Ever since I wrote about the ludicrous proposal to reserve 72 constituencies for women in elections, I got the sense that the proposal was impractical. After listening to so many people give their views, I get the sense that only a judicial declaration that the principle of "not more than two thirds of either gender" in elective and appointive posts will sort out the matter.
I pray that the declaration labels the principle as one that is aspired bearing in mind the robustly patriarchal nature of the Kenyan society. That, to me will be the best way out as women will become emboldened to go out there and compete.
There are those who insist that the Constitution should be amended in the sense of deleting clause 27(8) or just amending it to read 'appointive' and not 'elective' . To people who know about the affirmative action debate, this is a joke. A rude one! And should not be entertained. But then if the judges rule otherwise, what are the alternatives?
I don’t think it will be prudent to amend that section because it will mean we’ll need a referendum just to delete one word or one clause… just check article 255(1)(f) of the Constitution. But if the judges insist on an immediate application of the principle, then an amendment to that clause or if someone comes up with another super formula that does not breach the Constitution, then we're game.
And even if we decide to amend the Constitution to have an easier life, it can’t happen before the next polls, because, folks will be busy campaigning for their political survival to be distracted by a ‘little’ Bill in the House on affirmative action. (It’s possible that they can hack it just to get on with their lives).
So, if in the 2012 polls we don’t get two-thirds, that Parliament will be illegally constituted, so it will not have the legitimacy to conduct business. Judy Thongori (Omtatah's equivalent in matters activism) has vowed to go to court the 'very next day' to oppose a Parliament with more than two thirds men.
If she gets her way, we won't have a Parliament to amend the Constitution even if we want it amended.
If for some miracle the egg-chicken scenario is sorted, and an amendment is proposed, a referendum will be coming so close to the General Election…the whole thing doesn’t look rosy.
Or may be, as MPs make a law to ensure there’s affirmative action regarding the one-third principle, and the likes of Ababu and Kanjama on the other hand saying the “not more than two-thirds” thing is aspirational, is it possible for them to go the Burundi way and co-opt women, so that after the polls, if we don’t have 116 women, we just ask political parties to top up their quotas (not nomination slots) with women?

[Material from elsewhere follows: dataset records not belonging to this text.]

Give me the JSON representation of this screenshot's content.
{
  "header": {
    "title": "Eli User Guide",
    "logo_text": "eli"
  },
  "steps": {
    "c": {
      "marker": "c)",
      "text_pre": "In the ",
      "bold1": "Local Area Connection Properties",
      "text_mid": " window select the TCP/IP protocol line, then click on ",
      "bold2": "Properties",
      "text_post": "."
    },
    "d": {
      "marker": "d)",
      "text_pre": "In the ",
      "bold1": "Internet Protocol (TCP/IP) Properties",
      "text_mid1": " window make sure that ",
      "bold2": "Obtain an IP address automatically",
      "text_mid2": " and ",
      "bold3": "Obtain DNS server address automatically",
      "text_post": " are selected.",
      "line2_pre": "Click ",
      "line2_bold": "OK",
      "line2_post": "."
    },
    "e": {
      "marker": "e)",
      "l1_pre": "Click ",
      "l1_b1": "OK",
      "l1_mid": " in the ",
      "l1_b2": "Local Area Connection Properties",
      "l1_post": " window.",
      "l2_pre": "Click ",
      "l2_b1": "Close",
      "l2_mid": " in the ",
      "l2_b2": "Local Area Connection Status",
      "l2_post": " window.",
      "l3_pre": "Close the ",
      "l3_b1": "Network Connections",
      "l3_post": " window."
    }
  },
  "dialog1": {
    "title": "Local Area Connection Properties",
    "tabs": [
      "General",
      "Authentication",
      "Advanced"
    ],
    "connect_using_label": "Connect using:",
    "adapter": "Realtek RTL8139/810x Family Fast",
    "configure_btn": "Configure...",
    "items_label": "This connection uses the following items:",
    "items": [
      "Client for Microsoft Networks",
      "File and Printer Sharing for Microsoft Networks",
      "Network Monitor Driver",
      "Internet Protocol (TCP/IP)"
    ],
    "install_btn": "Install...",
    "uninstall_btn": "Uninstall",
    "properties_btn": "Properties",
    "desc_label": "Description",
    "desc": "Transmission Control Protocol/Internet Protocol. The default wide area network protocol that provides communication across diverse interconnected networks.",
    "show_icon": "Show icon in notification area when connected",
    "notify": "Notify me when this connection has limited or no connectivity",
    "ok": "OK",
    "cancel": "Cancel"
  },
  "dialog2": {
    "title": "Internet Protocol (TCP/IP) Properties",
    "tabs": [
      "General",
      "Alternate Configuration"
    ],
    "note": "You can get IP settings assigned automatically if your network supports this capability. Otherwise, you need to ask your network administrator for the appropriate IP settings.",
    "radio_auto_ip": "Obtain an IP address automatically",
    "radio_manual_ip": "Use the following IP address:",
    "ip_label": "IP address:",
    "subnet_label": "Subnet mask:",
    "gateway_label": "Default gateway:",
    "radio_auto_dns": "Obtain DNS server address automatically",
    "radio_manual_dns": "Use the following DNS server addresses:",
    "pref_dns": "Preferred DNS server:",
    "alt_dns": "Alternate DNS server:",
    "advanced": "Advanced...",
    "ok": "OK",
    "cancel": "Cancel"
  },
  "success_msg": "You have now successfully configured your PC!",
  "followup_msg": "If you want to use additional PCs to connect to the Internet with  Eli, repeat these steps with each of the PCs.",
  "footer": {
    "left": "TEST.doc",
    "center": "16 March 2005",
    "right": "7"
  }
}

But then this will be a form of nomination, which will push the number of MPs beyond what constitutes Parliament as prescribed in the Constitution. That will call for an amendment for the membership of Parliament. And the nominations sounds like “Appointive” so men will also need to be taken on board so it is not more than two thirds chosen in that manner.
Okay, what are the options for women? Or are we looking at an amendment?
PS: If CJ Dr Mutunga looks at it sweetly, with Deputy CJ Baraza’s acquiescence, I think, we’ll just say the “not more than two thirds” is an aspiration. Let’s see how that case on the Supreme Court judges pans out, it will solve more problems.